Again, though, Dahl wisely chose not to fashion a self-conscious homage, transplanting noir's spirit into an unmistakably contemporary vessel. The film's look is mostly undistinguished—you could argue that this stems from Bridget being trapped in bland, boring "cowtown," except that scenes in New York don't exactly pop either—but Joseph Vitarelli's jazzy score (which I immediately bought and have been listening to for closing in on 30 years) beautifully blends menace (from the stand-up bass) and playfulness (from the brass/woodwind melodies) in a way that gives what transpires its own unique mood, and gives us permission to be amused by depravity.
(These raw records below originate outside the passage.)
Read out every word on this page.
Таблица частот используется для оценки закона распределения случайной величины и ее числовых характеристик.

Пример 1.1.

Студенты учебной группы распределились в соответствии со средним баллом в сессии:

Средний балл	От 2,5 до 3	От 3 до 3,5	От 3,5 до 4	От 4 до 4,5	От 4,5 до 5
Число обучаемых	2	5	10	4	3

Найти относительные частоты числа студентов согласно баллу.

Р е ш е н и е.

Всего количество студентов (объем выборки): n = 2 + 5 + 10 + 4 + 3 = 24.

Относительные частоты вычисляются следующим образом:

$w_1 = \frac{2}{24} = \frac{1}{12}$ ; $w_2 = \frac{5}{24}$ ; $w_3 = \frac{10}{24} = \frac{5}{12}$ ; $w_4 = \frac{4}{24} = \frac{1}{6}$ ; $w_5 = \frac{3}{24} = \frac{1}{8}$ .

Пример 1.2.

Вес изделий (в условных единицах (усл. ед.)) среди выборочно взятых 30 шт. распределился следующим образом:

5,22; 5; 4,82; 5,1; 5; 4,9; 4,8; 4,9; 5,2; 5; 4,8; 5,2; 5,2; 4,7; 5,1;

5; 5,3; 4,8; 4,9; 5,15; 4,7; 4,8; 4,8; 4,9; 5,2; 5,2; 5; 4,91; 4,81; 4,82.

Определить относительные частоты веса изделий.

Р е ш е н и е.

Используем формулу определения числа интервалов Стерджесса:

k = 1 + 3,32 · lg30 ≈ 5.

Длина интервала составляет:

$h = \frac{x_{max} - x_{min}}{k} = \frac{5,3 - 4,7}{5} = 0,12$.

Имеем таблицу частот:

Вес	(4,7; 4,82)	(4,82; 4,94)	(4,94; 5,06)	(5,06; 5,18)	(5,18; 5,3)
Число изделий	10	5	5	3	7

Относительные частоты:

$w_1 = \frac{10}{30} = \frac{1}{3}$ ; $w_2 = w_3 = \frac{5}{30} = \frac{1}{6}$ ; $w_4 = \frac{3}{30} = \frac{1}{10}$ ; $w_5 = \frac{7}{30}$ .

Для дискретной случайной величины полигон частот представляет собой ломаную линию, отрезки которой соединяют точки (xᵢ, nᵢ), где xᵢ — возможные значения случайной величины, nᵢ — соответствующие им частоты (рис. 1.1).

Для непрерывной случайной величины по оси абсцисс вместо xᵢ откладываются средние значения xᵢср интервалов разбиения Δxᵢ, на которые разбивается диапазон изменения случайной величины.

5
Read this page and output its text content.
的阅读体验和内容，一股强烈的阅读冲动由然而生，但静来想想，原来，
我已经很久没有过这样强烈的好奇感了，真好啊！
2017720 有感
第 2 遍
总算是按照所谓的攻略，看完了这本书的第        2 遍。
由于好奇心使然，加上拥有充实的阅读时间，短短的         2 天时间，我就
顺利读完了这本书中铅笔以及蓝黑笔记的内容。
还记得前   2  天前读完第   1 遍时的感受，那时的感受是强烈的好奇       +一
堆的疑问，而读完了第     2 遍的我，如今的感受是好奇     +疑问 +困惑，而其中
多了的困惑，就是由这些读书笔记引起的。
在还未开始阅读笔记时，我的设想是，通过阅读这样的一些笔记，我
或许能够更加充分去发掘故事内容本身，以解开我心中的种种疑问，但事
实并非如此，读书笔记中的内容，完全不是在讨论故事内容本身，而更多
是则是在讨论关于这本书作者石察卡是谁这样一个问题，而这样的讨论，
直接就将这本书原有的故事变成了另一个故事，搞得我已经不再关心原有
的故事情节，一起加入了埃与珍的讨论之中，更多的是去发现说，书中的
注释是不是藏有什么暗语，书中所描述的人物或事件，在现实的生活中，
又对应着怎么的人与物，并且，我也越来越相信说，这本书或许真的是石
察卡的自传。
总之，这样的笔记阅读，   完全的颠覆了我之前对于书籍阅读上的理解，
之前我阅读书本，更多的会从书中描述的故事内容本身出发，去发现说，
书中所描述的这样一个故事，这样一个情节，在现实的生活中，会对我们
The cast responds in kind: Fiorentino lets us see Bridget improvising schemes in real time (some don't proceed as expected and require on-the-fly tweaking); Peter Berg does a credible job of making Mike simultaneously ruled by his dick and way more sensible than your standard patsy (the latter eventually becomes a problem, see below); and Bill Pullman has the time of his fucking life, from bellowing "You better run!" out the window to merrily fake-jogging around his apartment to trick Bridget into thinking that he ran down the street to the pay phone as she instructed. All of these relationships (and I could throw in J.T. Walsh as Bridget's blithely pragmatic lawyer) are wilier than you'd expect, which means that it never entirely feels like the men are just getting steamrolled, even though they all (apart from the lawyer) wind up utterly flat.

Much as I love The Last Seduction, though, its final 10 minutes have always been a disaster. (Here's where you might wanna check out if you've never seen the film.) My fear that it would seem a thousand times worse today was thankfully unrealized—it's just as lame as it always was, no more or less. We only get a glimpse of Trish from a distance, so the transphobia is mostly a matter of (a) Mike's overwhelming shame (so potent that it persuades him to commit murder, after he'd spent the whole movie resisting Bridget's insanity; one of my favorite aspects of Steve Barancik's clever script is the way that Mike repeatedly and stubbornly responds to "Let's kill some dude for money" like a real person rather than like a movie character) and (b) the implication that Trish somehow tricked Mike into marrying her without disclosing that she's trans, which I'm pretty sure is not a thing that actually happens even if the individuals in question are very drunk. And then there's also the whole track four of In Utero business, which pushes Mike too far out of character for that context or nearly any other. I've never been offended by the film's ending, and still wasn't this time. It's just weak. Unworthy of what precedes it. Barancik painted himself into a corner with Mike's fundamental decency, and the way out he found is so contrived, with its twin layers of facile button-pushing, that it comes across as embarrassingly desperate. Bugged me enough at the time that I dropped the film from my top 10 list on second viewing, and it's still consigned to #11. Right up until that stumble off the cliff, though, you couldn't ask for more discomfiting fun with a casual (and female!) sociopath.